In “Brunnenlieder” (“Songs from the Fountain”), the natural children become known with “Ein Brunnen vor dem Tore”, a popular song that is part of Friedrich Müller’s “Winterreise” cycle, set to music by Franz Schubert and arranged for piano by Franz Liszt.
In Redondo das Cameleiras, next to Casa de Serralves, you can hear a composition that combine water children, but it is also an invitation “to listen to all the children who are around” that space, explained the artist.
That work “has to do with this notion of restlessness and silence” and “is part of a romantic idealization that began at the time of Romanticism” of “silence as something of the imagination”.
The various works on display “bring together a series of principles that support Christina’s work”, highlighted the curator, naming a “dilution of boundaries between the visual and the sound”. “We have a sound that is visually personalized and, at the same time, a visual component defined in terms of sound”, detailed Pedro Rocha.
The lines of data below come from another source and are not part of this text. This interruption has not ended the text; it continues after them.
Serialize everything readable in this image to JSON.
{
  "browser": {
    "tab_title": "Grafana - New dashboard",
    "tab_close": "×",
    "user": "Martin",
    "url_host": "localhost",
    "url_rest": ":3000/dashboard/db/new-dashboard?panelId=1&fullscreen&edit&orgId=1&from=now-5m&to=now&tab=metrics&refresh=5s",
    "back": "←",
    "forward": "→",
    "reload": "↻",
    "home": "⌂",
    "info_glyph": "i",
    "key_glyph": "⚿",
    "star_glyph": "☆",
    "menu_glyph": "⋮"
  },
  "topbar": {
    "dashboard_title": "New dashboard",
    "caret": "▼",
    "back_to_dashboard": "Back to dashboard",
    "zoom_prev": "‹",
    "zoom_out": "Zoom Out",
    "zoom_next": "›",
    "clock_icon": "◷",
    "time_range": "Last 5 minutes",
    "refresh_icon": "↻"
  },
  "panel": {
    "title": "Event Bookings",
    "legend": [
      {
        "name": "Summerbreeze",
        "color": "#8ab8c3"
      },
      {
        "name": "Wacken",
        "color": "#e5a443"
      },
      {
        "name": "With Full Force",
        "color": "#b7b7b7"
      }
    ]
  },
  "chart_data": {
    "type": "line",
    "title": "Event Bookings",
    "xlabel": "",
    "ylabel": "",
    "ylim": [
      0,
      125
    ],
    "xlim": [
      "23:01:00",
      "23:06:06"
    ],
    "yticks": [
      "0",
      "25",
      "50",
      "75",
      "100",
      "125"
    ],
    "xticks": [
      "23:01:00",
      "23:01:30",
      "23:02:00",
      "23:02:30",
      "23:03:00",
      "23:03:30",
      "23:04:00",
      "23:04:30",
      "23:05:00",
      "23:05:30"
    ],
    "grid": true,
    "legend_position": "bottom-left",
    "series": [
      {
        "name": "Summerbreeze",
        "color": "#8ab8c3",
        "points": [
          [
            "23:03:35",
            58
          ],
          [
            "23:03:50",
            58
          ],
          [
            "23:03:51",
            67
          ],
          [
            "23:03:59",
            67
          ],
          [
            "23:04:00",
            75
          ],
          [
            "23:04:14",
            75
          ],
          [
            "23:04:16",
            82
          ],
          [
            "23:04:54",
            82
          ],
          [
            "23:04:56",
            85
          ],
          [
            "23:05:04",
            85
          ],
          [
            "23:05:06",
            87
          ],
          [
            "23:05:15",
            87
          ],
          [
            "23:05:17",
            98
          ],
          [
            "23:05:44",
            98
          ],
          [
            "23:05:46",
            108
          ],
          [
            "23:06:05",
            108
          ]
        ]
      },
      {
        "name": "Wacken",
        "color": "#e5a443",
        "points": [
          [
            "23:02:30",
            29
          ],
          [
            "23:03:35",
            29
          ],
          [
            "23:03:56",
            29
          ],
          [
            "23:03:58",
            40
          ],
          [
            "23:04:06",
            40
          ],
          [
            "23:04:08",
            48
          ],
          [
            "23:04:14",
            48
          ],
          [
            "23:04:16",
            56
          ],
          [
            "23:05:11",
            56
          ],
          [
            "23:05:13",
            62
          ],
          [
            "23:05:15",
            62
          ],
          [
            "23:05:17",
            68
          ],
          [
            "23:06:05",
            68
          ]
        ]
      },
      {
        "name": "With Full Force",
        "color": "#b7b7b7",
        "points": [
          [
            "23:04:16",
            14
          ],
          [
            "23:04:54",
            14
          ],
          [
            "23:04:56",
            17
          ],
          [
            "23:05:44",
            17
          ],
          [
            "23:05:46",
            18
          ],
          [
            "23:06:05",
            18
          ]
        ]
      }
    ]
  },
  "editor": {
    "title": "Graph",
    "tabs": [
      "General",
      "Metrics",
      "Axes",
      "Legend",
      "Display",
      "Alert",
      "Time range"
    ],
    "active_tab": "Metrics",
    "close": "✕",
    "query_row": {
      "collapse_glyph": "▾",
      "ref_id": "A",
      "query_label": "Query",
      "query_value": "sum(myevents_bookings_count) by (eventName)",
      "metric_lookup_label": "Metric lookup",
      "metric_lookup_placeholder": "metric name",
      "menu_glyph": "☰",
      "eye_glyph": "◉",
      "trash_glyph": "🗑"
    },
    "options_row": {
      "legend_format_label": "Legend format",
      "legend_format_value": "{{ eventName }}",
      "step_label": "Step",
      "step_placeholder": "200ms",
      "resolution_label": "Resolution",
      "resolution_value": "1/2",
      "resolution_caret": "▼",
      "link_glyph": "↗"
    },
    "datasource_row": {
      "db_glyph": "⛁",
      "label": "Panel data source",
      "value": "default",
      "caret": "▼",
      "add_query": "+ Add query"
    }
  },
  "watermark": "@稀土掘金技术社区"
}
For Phillipe Vergne, this exhibition “is very important”, because it assumes “a commitment to experimentalism”, which is “at the heart” of the action of that museum. “We cannot think about the art of today without the notion that the experience of art is to experience with the whole body”, stated the director of Serralves.
Christina Kubisch was born in Bremen (Germany) in 1948, and studied painting at the Academy of Fine Arts in Stuttgart and music and composition in Hamburg, Graz and Milan.
I never decided whether I wanted to be a painter or a musician. I painted for two years, they told me I would never be a good painter. It was the best advice I was given. I studied flute and composition, went into electronic music, in the 1970s cosmi with performances”, he said.
Developed electromagnetic induction techniques, solar energy and special light systems that work artistically. He has exhibited on his own in several countries and has works in the collections of museums such as the Museum of Modern Art in San Francisco and the Hamburger Bahnhof in Berlin. She was distinguished with several awards, highlighting the ZKM Giga-Herts, which will be awarded to her in November for her career.